La demande de la police pour que soient étendus les mandats d’arrêt émis contre la femme d’affaires Nandanee Soornack, qui fait l’objet d’une enquête à Maurice pour des délits sous le Code pénal et la POCA, a été rejetée ce matin en Cour de district de Port-Louis. De plus, la magistrate Adila Hamuth a rayé cinq charges provisoires logées contre elle et a réclamé l’arrêt des procédures pour les deux autres accusations. La magistrate a, dans son “ruling”, fait état « d’irrégularités dans les procédures » pour l’obtention de mandats d’arrêt, « thereby depriving Mrs Soornack of a protection provided by law ».
Après que la Cour de Cassation a rejeté l’appel de l’État mauricien concernant l’extradition de Nandanee Soornack, la police voulait que les mandats d’arrêts qui étaient en vigueur contre la femme d’affaires soient étendus afin qu’une “Red Notice” soit émise par Interpol, justifiant cette demande en indiquant que si elle se déplaçait et se trouve dans une juridiction où il existe un traité d’extradition avec Maurice, elle pourrait être appréhendée. Me Yatin Varma, avocat de Nandanee Soornack, avait objecté à cette requête de la police, s’appuyant sur une correspondance entre le professeur Andrea Saccucci, le juriste italien qui a représenté la partie mauricienne lors de l’appel, et le bureau de l’Attorney General, dans laquelle il est indiqué qu’il n’existe pas de traité d’extradition entre Maurice et l’Italie.

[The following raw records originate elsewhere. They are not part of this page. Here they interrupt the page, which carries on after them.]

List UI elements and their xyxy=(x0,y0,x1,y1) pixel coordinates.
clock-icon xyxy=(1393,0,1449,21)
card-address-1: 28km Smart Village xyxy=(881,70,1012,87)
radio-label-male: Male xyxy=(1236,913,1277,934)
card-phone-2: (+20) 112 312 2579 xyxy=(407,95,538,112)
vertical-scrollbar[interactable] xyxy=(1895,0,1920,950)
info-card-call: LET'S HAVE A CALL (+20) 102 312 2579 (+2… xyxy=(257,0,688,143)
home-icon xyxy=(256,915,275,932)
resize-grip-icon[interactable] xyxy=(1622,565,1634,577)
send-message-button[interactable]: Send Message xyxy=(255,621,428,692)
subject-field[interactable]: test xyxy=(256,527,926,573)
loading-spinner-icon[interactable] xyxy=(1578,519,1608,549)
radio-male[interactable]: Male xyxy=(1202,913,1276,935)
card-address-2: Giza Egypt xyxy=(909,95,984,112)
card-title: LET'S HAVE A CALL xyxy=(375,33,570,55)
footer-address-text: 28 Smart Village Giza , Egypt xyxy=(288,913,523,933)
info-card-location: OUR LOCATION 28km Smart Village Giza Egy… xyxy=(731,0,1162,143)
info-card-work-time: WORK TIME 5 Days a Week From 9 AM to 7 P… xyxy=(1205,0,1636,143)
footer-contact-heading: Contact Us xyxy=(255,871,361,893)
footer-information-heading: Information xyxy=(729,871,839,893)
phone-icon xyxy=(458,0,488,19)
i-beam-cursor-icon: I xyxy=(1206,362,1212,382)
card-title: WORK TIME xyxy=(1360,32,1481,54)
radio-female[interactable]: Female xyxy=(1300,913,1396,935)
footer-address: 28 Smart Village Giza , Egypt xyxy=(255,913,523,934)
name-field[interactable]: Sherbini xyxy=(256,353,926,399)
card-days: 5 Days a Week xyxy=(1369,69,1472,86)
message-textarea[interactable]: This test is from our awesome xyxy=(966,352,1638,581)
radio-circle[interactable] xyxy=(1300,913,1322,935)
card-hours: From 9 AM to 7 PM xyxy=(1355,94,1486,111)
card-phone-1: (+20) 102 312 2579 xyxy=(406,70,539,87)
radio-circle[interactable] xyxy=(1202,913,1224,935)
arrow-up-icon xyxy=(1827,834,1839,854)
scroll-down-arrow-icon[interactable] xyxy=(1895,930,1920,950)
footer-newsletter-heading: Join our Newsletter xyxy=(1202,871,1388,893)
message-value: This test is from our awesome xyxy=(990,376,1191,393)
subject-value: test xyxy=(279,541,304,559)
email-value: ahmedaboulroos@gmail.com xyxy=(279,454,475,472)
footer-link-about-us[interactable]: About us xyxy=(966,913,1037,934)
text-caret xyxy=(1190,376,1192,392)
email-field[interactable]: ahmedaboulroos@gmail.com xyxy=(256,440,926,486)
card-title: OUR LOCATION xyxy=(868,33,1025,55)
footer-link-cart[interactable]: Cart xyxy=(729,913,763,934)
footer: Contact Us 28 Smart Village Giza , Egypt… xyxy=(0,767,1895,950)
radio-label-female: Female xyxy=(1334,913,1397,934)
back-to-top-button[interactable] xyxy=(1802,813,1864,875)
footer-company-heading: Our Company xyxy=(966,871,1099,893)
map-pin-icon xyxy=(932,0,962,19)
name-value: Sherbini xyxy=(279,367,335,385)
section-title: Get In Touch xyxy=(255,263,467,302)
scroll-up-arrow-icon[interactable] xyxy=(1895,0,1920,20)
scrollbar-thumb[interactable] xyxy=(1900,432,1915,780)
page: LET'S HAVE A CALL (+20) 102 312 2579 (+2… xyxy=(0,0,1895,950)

Dans son “ruling” rendu ce matin, la magistrate Adila Hamuth a tenu à préciser que, jusqu’à l’heure, la police n’a pas encore signifié son intention de loger des charges formelles contre la femme d’affaires et que le  bureau du DPP n’a pas encore donné son consentement pour instituer des poursuites sur les sept accusations provisoires logées contre la femme d’affaires. Ainsi, la magistrate a statué que l’émission de mandats d’arrêts est valable lorsque des charges formelles ont été logées. Elle devait alors statuer qu’il existe des irrégularités dans les procédures pour l’émission de ces mandats d’arrêts, indiquant qu’il n’a pas été mentionné que ces accusations logées en cour étaient des accusations provisoires. « This Court can therefore only conclude that the police has in the circumstances misused its process when it instituted what appeared to be a formal charge against Mrs. Soornack and obtained a warrant of arrest as a result, thereby depriving Mrs. Soornack of a protection provided by law. » Les mandats d’arrêt pour les sept charges logées en cour n’ont donc pas été étendus. La magistrate a aussi critiqué les agissements de la police, « invoking Section 4 of the Act to institute criminal proceedings merely to obtain a warrant of arrest through the back door when the police is not ready to prefer any formal charge against a suspect ». Pour ces raisons, faisant état de « serious procedural flaw », la magistrate a ordonné l’abandon des charges provisoires de blanchiment d’argent et d’entente délictueuse qui étaient retenues contre elle. La magistrate a aussi réclamé l’arrêt des procédures sur les deux accusations restantes.